DataLoader, when num_worker >0, there is bug

Sorry, I didn’t do this so I can’t help. You need to Google it :wink: I think you’ll need to change ‘LD_LIBRARY_PATH’.

Wysłane z iPhone’a

Thank you for your help. Problem solved already. :smile:

Hi, need we set the swmr state when open the HDF5 file as:

with h5py.File(self.h5file_path, 'r', swmr=True) as file:
            self.keys = list(file['dataset'].keys())

ile = h5py.File(self.h5file_path, 'r', swmr=True)

If you don’t plan to write to this HDF5 file while it’s being read, then no. If you need SWMR (Single-Writer/Multiple-Reader) then you should enable it. If latter is your use case please read more about it e.g. here.

1 Like

Thank you so much for your contribution. I was wondering if you have compared performance between having the dataset as a simple folder containing flat files vs the dataset in HDF5?

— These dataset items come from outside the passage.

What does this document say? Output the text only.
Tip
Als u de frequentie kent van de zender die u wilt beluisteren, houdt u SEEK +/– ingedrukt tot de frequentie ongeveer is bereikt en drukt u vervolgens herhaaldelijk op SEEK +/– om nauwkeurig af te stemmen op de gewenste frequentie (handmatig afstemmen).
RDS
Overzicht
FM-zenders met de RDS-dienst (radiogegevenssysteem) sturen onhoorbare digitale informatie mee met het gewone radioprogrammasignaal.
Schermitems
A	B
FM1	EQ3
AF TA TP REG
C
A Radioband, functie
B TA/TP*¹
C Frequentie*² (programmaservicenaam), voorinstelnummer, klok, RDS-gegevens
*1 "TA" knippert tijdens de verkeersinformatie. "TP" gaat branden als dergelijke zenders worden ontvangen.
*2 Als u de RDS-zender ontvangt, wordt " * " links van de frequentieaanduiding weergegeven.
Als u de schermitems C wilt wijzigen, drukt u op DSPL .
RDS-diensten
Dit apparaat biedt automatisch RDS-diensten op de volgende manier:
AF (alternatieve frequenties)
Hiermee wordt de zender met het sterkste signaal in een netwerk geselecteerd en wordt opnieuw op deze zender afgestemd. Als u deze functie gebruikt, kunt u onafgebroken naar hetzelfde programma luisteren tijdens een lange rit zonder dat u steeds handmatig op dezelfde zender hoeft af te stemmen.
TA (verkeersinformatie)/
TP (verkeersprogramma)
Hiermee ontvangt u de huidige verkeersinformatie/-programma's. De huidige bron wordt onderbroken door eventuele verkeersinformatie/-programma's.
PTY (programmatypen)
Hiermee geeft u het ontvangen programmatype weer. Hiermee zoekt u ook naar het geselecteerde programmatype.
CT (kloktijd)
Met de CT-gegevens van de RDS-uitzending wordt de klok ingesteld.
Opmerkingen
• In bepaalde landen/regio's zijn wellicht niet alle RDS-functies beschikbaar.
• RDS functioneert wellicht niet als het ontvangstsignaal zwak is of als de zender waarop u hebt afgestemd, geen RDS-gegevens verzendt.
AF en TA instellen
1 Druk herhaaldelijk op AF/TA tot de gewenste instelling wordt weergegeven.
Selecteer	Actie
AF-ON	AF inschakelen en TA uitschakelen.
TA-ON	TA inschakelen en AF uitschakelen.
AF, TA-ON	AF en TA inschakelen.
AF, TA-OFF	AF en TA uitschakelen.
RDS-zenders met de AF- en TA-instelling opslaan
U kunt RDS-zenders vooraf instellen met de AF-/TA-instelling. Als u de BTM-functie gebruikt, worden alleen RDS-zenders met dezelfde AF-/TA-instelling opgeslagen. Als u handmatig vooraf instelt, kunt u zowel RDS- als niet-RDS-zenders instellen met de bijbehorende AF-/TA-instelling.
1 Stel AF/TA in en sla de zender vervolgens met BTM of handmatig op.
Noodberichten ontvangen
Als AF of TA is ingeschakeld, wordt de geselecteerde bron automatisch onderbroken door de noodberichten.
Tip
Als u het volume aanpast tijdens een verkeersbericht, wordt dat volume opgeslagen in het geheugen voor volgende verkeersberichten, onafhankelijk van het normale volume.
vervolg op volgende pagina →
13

I did not, but in simple case when you have data stored locally on the machine you use for computation it should’t yield much difference. In that case my recommendation is: do whatever is easier for you AND THEN in case you see that DataLoader is a bottleneck and your GPU isn’t fully utilised, then you might want to try binary format like HDF5 to store data. My motivation was to store all the experience of an agent from Atari game in one file, but now I’m working with approach where each episode is saved as a numpy archive in the directory and DataLoader loads each one by one and it works just fine (and is MUCH easier to work with, as each episode can have different length) :blush:

1 Like

Hi @piojanu @ptrblck ,
First of all - I would like to thank you for the great research and code. It has increased my training speed by an order of magnitude!
I have used the HDF5 Dataset with a single hdf5 file and it worked great.
However, when I used it together with the torch.utils.data.dataset.ConcatDataset, it has slowed down by significantly. Do you have any idea why this should happen?
If it helps, here is the time profiling of my training. The acquiring of threads takes up most of the time. I have very little knowledge of threading, so this doesn’t make too much sense to me. I have 6 workers, so maybe the number 87% has to do with 5/6~83%? I’m just trying to guess here :slight_smile:


After looking this up, I saw a post that suggested to use pin_memory=False. This does not speed up anything, but rather passes the bottleneck elsewhere:

Docs:
https://pytorch.org/docs/stable/_modules/torch/utils/data/dataset.html#ConcatDataset
Suggestion to use pin_memory=False:

Hi!

Sadly I did’t use it.

Hi, I followed the advice in this thread but am still stuck with this error:

  File "h5py/_objects.pyx", line 184, in h5py._objects.ObjectID.__cinit__
TypeError: __cinit__() takes exactly 1 positional argument (0 given)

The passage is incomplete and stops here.